In real life, I didn't hug my mother much. She wasn't a physically demonstrative woman. We had to kiss her on the top of her head (germs, I think), and she just wasn't a huggy person. My other sisters are much more physically demonstrative with our parents than I am. I remember being quite young and my mother wrote me a note about something. I remember thinking, "Too little, too late." I was so young to be so unforgiving. Eight or nine? What a harsh judgement for me to have made. And I think I felt like that as I was growing up. I felt like my parents—especially my mother—were always failing me. I don't know why. I had a good home, and they cared for me and about me. But I was an angry little girl, and I grew up into an angry young woman.

Sometimes I think it's the Orson Welles syndrome. Everyone told him he was a genius from the moment he was born and when his life didn't pan out quite the way he thought it should—when he was not crowned king of the world—he wasn't able to rise to the occasion. I haven't been crowned the queen of the world, so I pout?

It really doesn't matter.

The Mom dream slipped into another dream where I was driving home in the dark and my car stopped working. A group of immigrants (it was a dream; what can I say) piled out of a van and pushed my car to get it going. It slipped and slid on the road and then I was driving again, going down a narrow road. I realized I was going in the wrong direction so I turned around and was then walking inside an office building. There was sand in the hallway with animal prints in it. I said, "Oh, this is a dream because real buildings wouldn't have this. If I follow the tracks of the animal, I'll find an animal that'll help me." I walked into an office. There was a red rock on the desk. I said to myself, "If I can feel this rock, then it's not a dream." So I put my hand on the rock and I could very distinctly feel the rock under my fingers. More happened, but the funny part was that I asked a woman why there was sand in the hallway, and she laughed and said it was to cover up a fly and a dead moose.

Sometimes dreams are so bizarre and amazing.

That was one of my very few almost lucid dreams.

Now I'm off to work on The Blue Tail which I am just loving, although it is difficult to write sometimes. Serena Blue is in the thrall of a boy. I always want to save my characters and make it all right for them. (This is a freaking thang with me—in real and imagined life.) But she has to take her journey, just like the rest of us, so even though I could write her out of it, I have to wait and see what she wants to do.

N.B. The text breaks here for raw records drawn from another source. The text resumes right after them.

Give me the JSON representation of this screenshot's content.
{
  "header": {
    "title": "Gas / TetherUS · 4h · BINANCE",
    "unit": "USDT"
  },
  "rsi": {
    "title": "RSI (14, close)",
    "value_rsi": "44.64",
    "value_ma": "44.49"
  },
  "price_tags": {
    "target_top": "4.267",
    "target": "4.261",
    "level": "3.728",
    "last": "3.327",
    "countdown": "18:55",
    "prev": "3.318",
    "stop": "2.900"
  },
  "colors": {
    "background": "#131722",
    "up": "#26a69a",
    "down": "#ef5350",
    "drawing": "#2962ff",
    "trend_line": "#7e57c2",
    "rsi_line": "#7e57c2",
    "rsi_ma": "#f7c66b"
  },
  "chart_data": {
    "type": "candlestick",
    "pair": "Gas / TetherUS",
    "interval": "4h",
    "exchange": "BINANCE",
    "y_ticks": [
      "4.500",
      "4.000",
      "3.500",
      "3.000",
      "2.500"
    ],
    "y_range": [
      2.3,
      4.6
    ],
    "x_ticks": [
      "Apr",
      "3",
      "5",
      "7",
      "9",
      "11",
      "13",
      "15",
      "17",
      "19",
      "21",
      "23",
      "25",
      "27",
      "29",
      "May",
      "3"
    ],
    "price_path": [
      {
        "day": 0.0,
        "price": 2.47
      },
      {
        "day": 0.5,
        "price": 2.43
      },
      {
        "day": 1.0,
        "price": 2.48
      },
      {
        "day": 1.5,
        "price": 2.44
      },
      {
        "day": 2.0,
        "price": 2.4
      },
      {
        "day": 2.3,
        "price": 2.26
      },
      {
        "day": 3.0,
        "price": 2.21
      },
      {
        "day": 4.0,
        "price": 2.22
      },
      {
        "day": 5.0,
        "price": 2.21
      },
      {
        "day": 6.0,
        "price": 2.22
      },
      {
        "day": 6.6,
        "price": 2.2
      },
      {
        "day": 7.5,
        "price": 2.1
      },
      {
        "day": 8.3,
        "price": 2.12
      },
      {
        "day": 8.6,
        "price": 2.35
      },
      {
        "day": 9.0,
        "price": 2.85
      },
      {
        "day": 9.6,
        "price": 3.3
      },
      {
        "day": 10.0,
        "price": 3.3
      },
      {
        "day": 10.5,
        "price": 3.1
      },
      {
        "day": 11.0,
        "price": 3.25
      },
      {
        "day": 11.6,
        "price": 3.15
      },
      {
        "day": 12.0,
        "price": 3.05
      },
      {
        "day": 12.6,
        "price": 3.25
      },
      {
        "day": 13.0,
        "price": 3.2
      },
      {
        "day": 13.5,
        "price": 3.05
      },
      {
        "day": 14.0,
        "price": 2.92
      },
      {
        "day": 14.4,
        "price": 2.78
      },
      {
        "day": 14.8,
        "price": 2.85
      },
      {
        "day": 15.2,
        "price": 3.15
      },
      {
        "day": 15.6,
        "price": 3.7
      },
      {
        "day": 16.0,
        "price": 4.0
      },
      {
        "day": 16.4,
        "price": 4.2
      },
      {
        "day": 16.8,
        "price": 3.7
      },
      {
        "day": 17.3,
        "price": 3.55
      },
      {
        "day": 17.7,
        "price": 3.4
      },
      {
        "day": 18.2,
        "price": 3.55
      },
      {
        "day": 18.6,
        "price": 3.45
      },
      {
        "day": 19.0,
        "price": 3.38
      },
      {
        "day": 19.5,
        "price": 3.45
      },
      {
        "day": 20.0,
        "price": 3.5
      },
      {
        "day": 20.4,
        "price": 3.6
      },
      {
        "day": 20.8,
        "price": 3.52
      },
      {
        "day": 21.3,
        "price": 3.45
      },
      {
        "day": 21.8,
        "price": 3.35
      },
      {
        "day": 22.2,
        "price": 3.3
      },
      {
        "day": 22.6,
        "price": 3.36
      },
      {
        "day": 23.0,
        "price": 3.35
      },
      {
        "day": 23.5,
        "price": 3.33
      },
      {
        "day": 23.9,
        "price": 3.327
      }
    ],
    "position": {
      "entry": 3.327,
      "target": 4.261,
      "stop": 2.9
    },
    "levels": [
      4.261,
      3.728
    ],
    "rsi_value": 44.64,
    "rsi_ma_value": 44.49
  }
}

Maybe I can delay work, and go up and take a bath in my relentless search for comfort. I called my father to see what he thought of Edwards dropping out. Then I told him about the dream, and we both cried. I hate making my dad cry. I know it's good for him—I guess—but I know he misses my mother so much. He has to walk through it, too. Wish I could make it better.

(This reminds me: when I was in high school, I said something to my father—some smart ass teenage remark—and he started crying. He said he was trying so hard to be a good father. I hugged him then. And I cried. Then I went to the bathroom and grabbed a bottle of aspirin and I went into the back room and started eating aspirin. I felt so bad that I had made him cry that I decided to kill myself. Luckily, I figured out that killing myself would probably really make my father cry. I also thought that eating a bottle of aspirin probably would just make me sick. I put an end to that suicide attempt. I was a sensitive troubled girl. I'd go back and give her lots of hugs if I could.)

A ton of snow just fell off the roof and scared the bejesus out of me. Guess it's a sign that I should go to work.

Or take a bath.

Or maybe it just means it's getting warm out.

Ah science.

(The photograph was taken a few hours after the above dreams. The (crow?) prints were at the bottom of our steps.)